MCTP staff have had articles on immunomics published in high-impact, peer-review journals such as The New England Journal of Medicine. Utilizing the ability of the body’s own immune system to detect cancer, researchers are working to develop better diagnostic and prognostic tests to assess cancer more accurately in patients. Our objectives are to:

A number of groups including our own have characterized mRNA expression profiles of solid tumors that are associated with patient survival. In addition to transcript levels, cancers of various-type have also been profiled using comparative genomic hybridization and proteomics approaches to analyze DNA and protein alterations, respectively. While these approaches may be useful for molecular sub-typing of resected or biopsied tumors, non-invasive methods to detect and predict clinical outcome would be preferable. Several groups are employing proteomic approaches on serum to identify biomarkers for the early detection and prognosis of cancer. This is a daunting challenge, as this requires identification of relatively low abundant proteins in a complex mixture of highly abundant proteins such as albumin.

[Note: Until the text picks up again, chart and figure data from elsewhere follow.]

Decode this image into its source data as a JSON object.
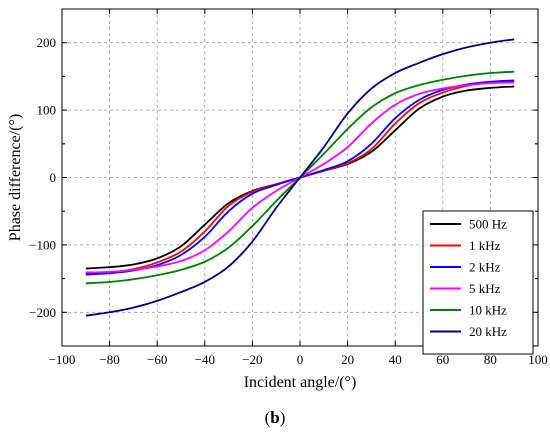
{
  "chart_data": {
    "type": "line",
    "title": "",
    "xlabel": "Incident angle/(°)",
    "ylabel": "Phase difference/(°)",
    "xlim": [
      -100,
      100
    ],
    "ylim": [
      -250,
      250
    ],
    "xticks": [
      -100,
      -80,
      -60,
      -40,
      -20,
      0,
      20,
      40,
      60,
      80,
      100
    ],
    "yticks": [
      -200,
      -100,
      0,
      100,
      200
    ],
    "grid": true,
    "legend_position": "bottom-right",
    "x": [
      -90,
      -80,
      -70,
      -60,
      -50,
      -40,
      -30,
      -20,
      -10,
      0,
      10,
      20,
      30,
      40,
      50,
      60,
      70,
      80,
      90
    ],
    "series": [
      {
        "name": "500 Hz",
        "color": "#000000",
        "values": [
          -135,
          -133,
          -129,
          -120,
          -102,
          -70,
          -38,
          -20,
          -10,
          0,
          10,
          20,
          38,
          70,
          102,
          120,
          129,
          133,
          135
        ]
      },
      {
        "name": "1 kHz",
        "color": "#ff0000",
        "values": [
          -143,
          -141,
          -136,
          -126,
          -110,
          -80,
          -42,
          -21,
          -10,
          0,
          10,
          21,
          42,
          80,
          110,
          126,
          136,
          141,
          143
        ]
      },
      {
        "name": "2 kHz",
        "color": "#0000ff",
        "values": [
          -144,
          -142,
          -138,
          -130,
          -115,
          -88,
          -50,
          -24,
          -11,
          0,
          11,
          24,
          50,
          88,
          115,
          130,
          138,
          142,
          144
        ]
      },
      {
        "name": "5 kHz",
        "color": "#ff00ff",
        "values": [
          -141,
          -140,
          -137,
          -132,
          -124,
          -108,
          -80,
          -45,
          -20,
          0,
          20,
          45,
          80,
          108,
          124,
          132,
          137,
          140,
          141
        ]
      },
      {
        "name": "10 kHz",
        "color": "#008000",
        "values": [
          -157,
          -155,
          -151,
          -145,
          -137,
          -125,
          -104,
          -72,
          -35,
          0,
          35,
          72,
          104,
          125,
          137,
          145,
          151,
          155,
          157
        ]
      },
      {
        "name": "20 kHz",
        "color": "#000080",
        "values": [
          -205,
          -200,
          -193,
          -183,
          -170,
          -155,
          -132,
          -95,
          -45,
          0,
          45,
          95,
          132,
          155,
          170,
          183,
          193,
          200,
          205
        ]
      }
    ]
  },
  "caption": {
    "open": "(",
    "letter": "b",
    "close": ")"
  }
}
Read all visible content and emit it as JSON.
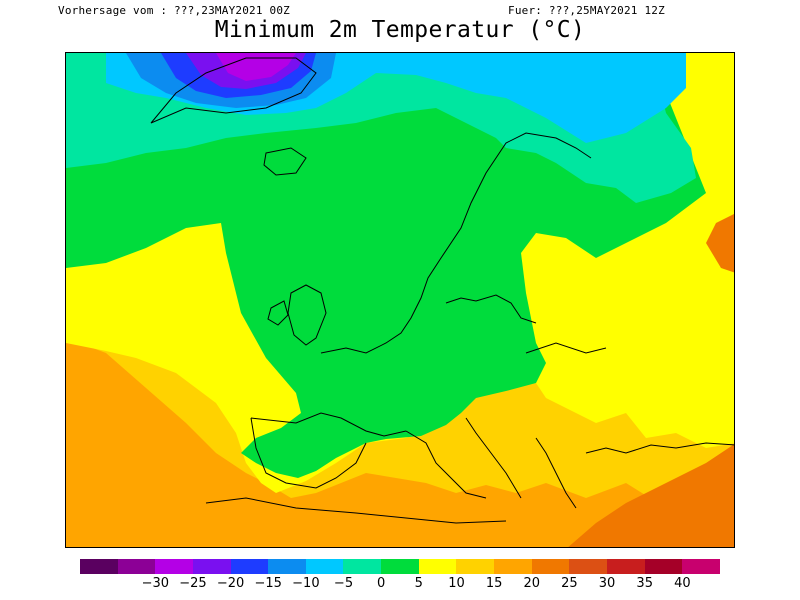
{
  "header": {
    "left_text": "Vorhersage vom : ???,23MAY2021 00Z",
    "right_text": "Fuer: ???,25MAY2021 12Z",
    "title": "Minimum 2m Temperatur (°C)"
  },
  "colorbar": {
    "colors": [
      "#5a0060",
      "#8c0096",
      "#b400e6",
      "#7a10f0",
      "#1e3cff",
      "#0c8cf0",
      "#00c8ff",
      "#00e6a0",
      "#00dc3c",
      "#ffff00",
      "#ffd200",
      "#ffa500",
      "#f07800",
      "#dc5014",
      "#c81e1e",
      "#a50028",
      "#c8006e"
    ],
    "labels": [
      "−30",
      "−25",
      "−20",
      "−15",
      "−10",
      "−5",
      "0",
      "5",
      "10",
      "15",
      "20",
      "25",
      "30",
      "35",
      "40"
    ]
  },
  "map_colors": {
    "sea_warm": "#ffa500",
    "sea_mild": "#ffd200",
    "band_15": "#ffff00",
    "band_10": "#00dc3c",
    "band_5": "#00e6a0",
    "band_0": "#00c8ff",
    "band_m5": "#0c8cf0",
    "band_m10": "#1e3cff",
    "band_m15": "#7a10f0",
    "band_m20": "#b400e6",
    "band_30": "#f07800",
    "coast": "#000000"
  }
}
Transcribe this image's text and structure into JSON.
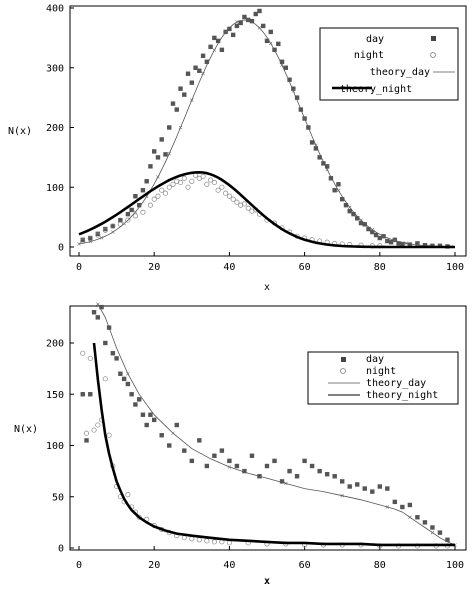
{
  "chart_data": [
    {
      "type": "scatter",
      "xlabel": "x",
      "ylabel": "N(x)",
      "xlim": [
        0,
        100
      ],
      "ylim": [
        0,
        400
      ],
      "xticks": [
        "0",
        "20",
        "40",
        "60",
        "80",
        "100"
      ],
      "yticks": [
        "0",
        "100",
        "200",
        "300",
        "400"
      ],
      "legend_position": "top-right",
      "legend": [
        "day",
        "night",
        "theory_day",
        "theory_night"
      ],
      "series": [
        {
          "name": "day",
          "marker": "filled-square",
          "x": [
            1,
            3,
            5,
            7,
            9,
            11,
            13,
            14,
            15,
            16,
            17,
            18,
            19,
            20,
            21,
            22,
            23,
            24,
            25,
            26,
            27,
            28,
            29,
            30,
            31,
            32,
            33,
            34,
            35,
            36,
            37,
            38,
            39,
            40,
            41,
            42,
            43,
            44,
            45,
            46,
            47,
            48,
            49,
            50,
            51,
            52,
            53,
            54,
            55,
            56,
            57,
            58,
            59,
            60,
            61,
            62,
            63,
            64,
            65,
            66,
            67,
            68,
            69,
            70,
            71,
            72,
            73,
            74,
            75,
            76,
            77,
            78,
            79,
            80,
            81,
            82,
            83,
            84,
            85,
            86,
            88,
            90,
            92,
            94,
            96,
            98
          ],
          "y": [
            12,
            15,
            22,
            30,
            35,
            45,
            55,
            62,
            85,
            70,
            95,
            110,
            135,
            160,
            150,
            180,
            155,
            200,
            240,
            230,
            265,
            255,
            290,
            275,
            300,
            295,
            320,
            310,
            335,
            350,
            345,
            330,
            360,
            365,
            355,
            370,
            375,
            385,
            380,
            378,
            390,
            395,
            370,
            345,
            360,
            330,
            340,
            310,
            300,
            280,
            265,
            250,
            230,
            215,
            200,
            175,
            165,
            150,
            140,
            135,
            115,
            95,
            105,
            80,
            70,
            60,
            55,
            48,
            40,
            38,
            30,
            25,
            20,
            15,
            18,
            10,
            8,
            12,
            6,
            5,
            4,
            6,
            3,
            2,
            2,
            1
          ]
        },
        {
          "name": "night",
          "marker": "open-circle",
          "x": [
            1,
            3,
            5,
            7,
            9,
            11,
            13,
            15,
            17,
            19,
            20,
            21,
            22,
            23,
            24,
            25,
            26,
            27,
            28,
            29,
            30,
            31,
            32,
            33,
            34,
            35,
            36,
            37,
            38,
            39,
            40,
            41,
            42,
            43,
            44,
            45,
            46,
            47,
            48,
            50,
            52,
            54,
            56,
            58,
            60,
            62,
            64,
            66,
            68,
            70,
            72,
            75,
            78,
            80
          ],
          "y": [
            10,
            14,
            20,
            28,
            35,
            38,
            45,
            52,
            58,
            70,
            80,
            85,
            95,
            90,
            100,
            105,
            110,
            108,
            115,
            100,
            110,
            120,
            115,
            118,
            105,
            112,
            108,
            95,
            100,
            90,
            85,
            80,
            75,
            70,
            72,
            65,
            60,
            62,
            55,
            45,
            40,
            32,
            25,
            18,
            15,
            12,
            10,
            8,
            6,
            5,
            4,
            3,
            2,
            2
          ]
        },
        {
          "name": "theory_day",
          "marker": "thin-line-x",
          "mu": 44,
          "sigma": 15,
          "peak": 380
        },
        {
          "name": "theory_night",
          "marker": "thick-line",
          "mu": 32,
          "sigma_left": 17,
          "sigma_right": 13,
          "peak": 125
        }
      ]
    },
    {
      "type": "scatter",
      "xlabel": "x",
      "ylabel": "N(x)",
      "xlim": [
        0,
        100
      ],
      "ylim": [
        0,
        240
      ],
      "xticks": [
        "0",
        "20",
        "40",
        "60",
        "80",
        "100"
      ],
      "yticks": [
        "0",
        "50",
        "100",
        "150",
        "200"
      ],
      "legend_position": "top-right",
      "legend": [
        "day",
        "night",
        "theory_day",
        "theory_night"
      ],
      "series": [
        {
          "name": "day",
          "marker": "filled-square",
          "x": [
            1,
            2,
            3,
            4,
            5,
            6,
            7,
            8,
            9,
            10,
            11,
            12,
            13,
            14,
            15,
            16,
            17,
            18,
            19,
            20,
            22,
            24,
            26,
            28,
            30,
            32,
            34,
            36,
            38,
            40,
            42,
            44,
            46,
            48,
            50,
            52,
            54,
            56,
            58,
            60,
            62,
            64,
            66,
            68,
            70,
            72,
            74,
            76,
            78,
            80,
            82,
            84,
            86,
            88,
            90,
            92,
            94,
            96,
            98
          ],
          "y": [
            150,
            105,
            150,
            230,
            225,
            235,
            200,
            215,
            190,
            185,
            170,
            165,
            160,
            150,
            140,
            145,
            130,
            120,
            130,
            125,
            110,
            100,
            120,
            95,
            85,
            105,
            80,
            90,
            95,
            85,
            80,
            75,
            90,
            70,
            80,
            85,
            65,
            75,
            70,
            85,
            80,
            75,
            72,
            70,
            65,
            60,
            62,
            58,
            55,
            60,
            58,
            45,
            40,
            42,
            30,
            25,
            20,
            15,
            8
          ]
        },
        {
          "name": "night",
          "marker": "open-circle",
          "x": [
            1,
            2,
            3,
            4,
            5,
            6,
            7,
            8,
            9,
            10,
            11,
            12,
            13,
            14,
            15,
            16,
            18,
            20,
            22,
            24,
            26,
            28,
            30,
            32,
            34,
            36,
            38,
            40,
            45,
            50,
            55,
            60,
            65,
            70,
            75,
            80,
            85,
            90,
            95,
            98
          ],
          "y": [
            190,
            112,
            185,
            115,
            120,
            125,
            165,
            110,
            80,
            60,
            50,
            45,
            52,
            40,
            35,
            30,
            28,
            22,
            18,
            15,
            12,
            10,
            9,
            8,
            7,
            6,
            6,
            5,
            5,
            4,
            4,
            3,
            3,
            3,
            3,
            2,
            2,
            2,
            2,
            2
          ]
        },
        {
          "name": "theory_day",
          "marker": "thin-line-x",
          "x": [
            5,
            7,
            10,
            13,
            16,
            20,
            25,
            30,
            35,
            40,
            45,
            50,
            55,
            60,
            65,
            70,
            75,
            80,
            82,
            84,
            86,
            88,
            90,
            92,
            94,
            96,
            98,
            100
          ],
          "y": [
            238,
            225,
            195,
            170,
            150,
            130,
            112,
            97,
            87,
            79,
            73,
            68,
            63,
            58,
            55,
            51,
            47,
            42,
            40,
            38,
            35,
            30,
            25,
            20,
            15,
            10,
            6,
            3
          ]
        },
        {
          "name": "theory_night",
          "marker": "thick-line",
          "x": [
            4,
            5,
            6,
            7,
            8,
            9,
            10,
            11,
            12,
            13,
            14,
            16,
            18,
            20,
            23,
            26,
            30,
            35,
            40,
            45,
            50,
            55,
            60,
            65,
            70,
            75,
            80,
            85,
            90,
            95,
            100
          ],
          "y": [
            200,
            165,
            135,
            110,
            92,
            78,
            65,
            56,
            48,
            42,
            37,
            30,
            25,
            21,
            17,
            14,
            12,
            10,
            8,
            7,
            6,
            5,
            5,
            4,
            4,
            4,
            3,
            3,
            3,
            3,
            3
          ]
        }
      ]
    }
  ]
}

One approach to circumvent the need to detect low abundant cancer biomarkers is to take advantage of the body’s endogenous immune response to the tumor. The idea that there is an immune response to cancer in humans has been demonstrated by the identification of autoantibodies against a number of intracellular antigens in patients with various tumor types. This phenomenon is known as the humoral response and the detection of such autoantibodies has been shown to be of great diagnostic and prognostic value in the detection of cancer and the ability to predict the course of the disease.

Our group has employed phage-peptide microarrays to characterize autoantibody signatures that may be useful in the detection or screening for prostate cancer. The center will focus on extending this global immunomics approach to many different cancers as well as other human diseases.